Negatives (eccentric) exercises are done in the opposite direction. It's when your muscles lengthen as you do the exercise. Typically you'd want more weight than you can do a positive contraction on. Just enough that you can't quite lift the weight. Here's an example.  What's happening here is that he's trying to curl his arms up, but the weight is just heavy enough that it forces your arms to expand rather than contract.  There is a lot of evidence to show that these types of exercises are actually far more strenuous on the muscles causing more micro tears. BLAH BLAH BLAH it means you will get stronger doing Negatives than doing the other exercises. Be warned though, I'd only recommend doing these sometimes as they will cause some serious soreness. Good sore though, right? :)

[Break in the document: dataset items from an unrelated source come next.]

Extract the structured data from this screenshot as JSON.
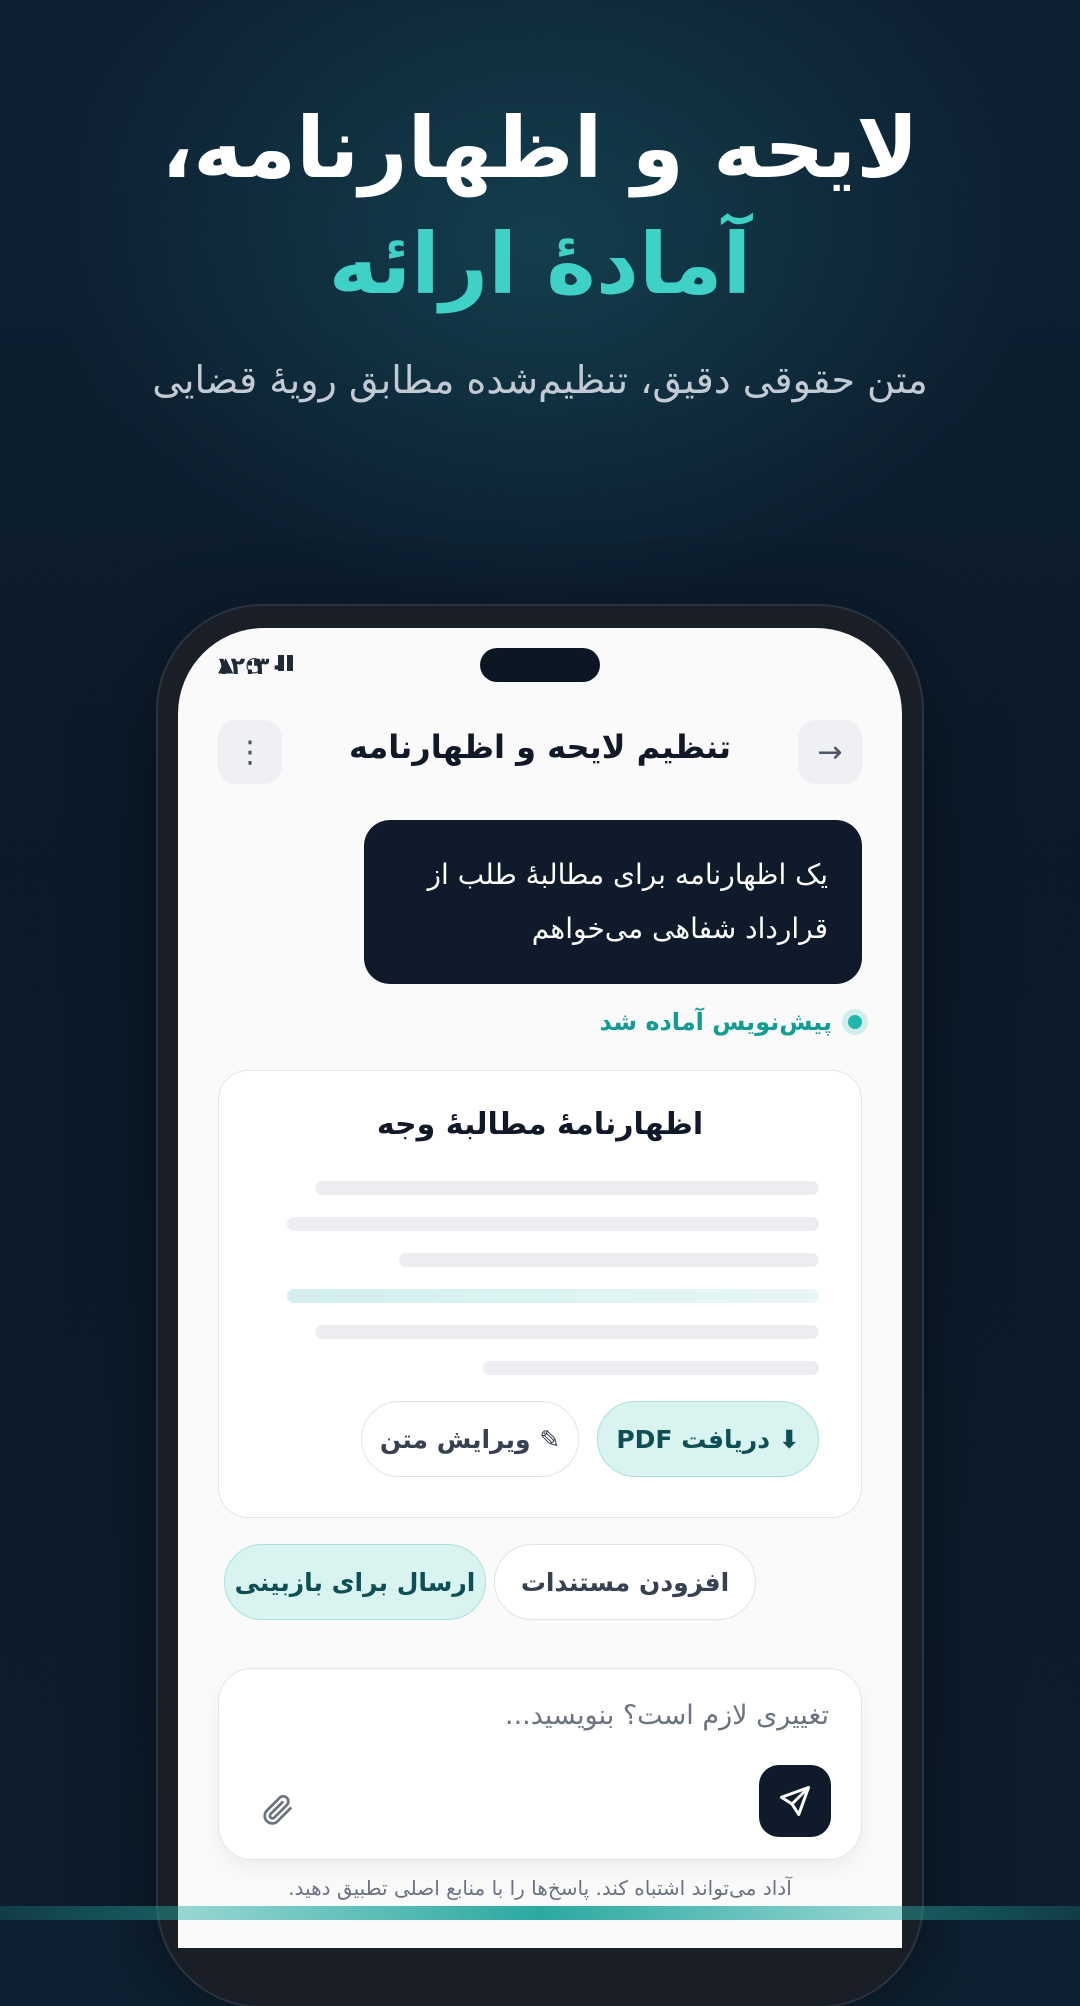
{
  "hero": {
    "title_line1": "لایحه و اظهارنامه،",
    "title_line2": "آمادهٔ ارائه",
    "subtitle": "متن حقوقی دقیق، تنظیم‌شده مطابق رویهٔ قضایی"
  },
  "status_bar": {
    "time": "۱۲:۳۰",
    "icons": [
      "signal-icon",
      "clock-icon",
      "battery-icon"
    ]
  },
  "topbar": {
    "title": "تنظیم لایحه و اظهارنامه",
    "back_icon": "→",
    "menu_icon": "⋮"
  },
  "chat": {
    "user_message": "یک اظهارنامه برای مطالبهٔ طلب از قرارداد شفاهی می‌خواهم",
    "status": "پیش‌نویس آماده شد"
  },
  "document": {
    "title": "اظهارنامهٔ مطالبهٔ وجه",
    "download_label": "⬇ دریافت PDF",
    "edit_label": "✎ ویرایش متن"
  },
  "suggestions": [
    {
      "label": "ارسال برای بازبینی"
    },
    {
      "label": "افزودن مستندات"
    }
  ],
  "composer": {
    "placeholder": "تغییری لازم است؟ بنویسید..."
  },
  "disclaimer": "آداد می‌تواند اشتباه کند. پاسخ‌ها را با منابع اصلی تطبیق دهید.",
  "colors": {
    "accent": "#3fd0c6",
    "dark_bubble": "#0f1b2b",
    "status_green": "#149c94"
  }
}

The last one, Holds (isometric) involves no movement at all. You would take your weight and hold it at one position for as long as you can. A lot of gymnasts will use these types of exercises to improve their strength range. By this I mean the distance at which you will have strength and the strength along that distance. For example, if you were to do a pushup with your arms really far out you will notice a far greater weakness in that range. To improve your strength in that situation you'd hold a pushup in that same position for as long as possible.

So next time you're working out and need a bit of a change, try some of these contractions. You can typically do the same exercises you usually do but with a different contraction. Be careful though, you'll most likely need different weights for each contraction. It's best to start off a bit light and work your way into it until you're comfortable doing something really challenging.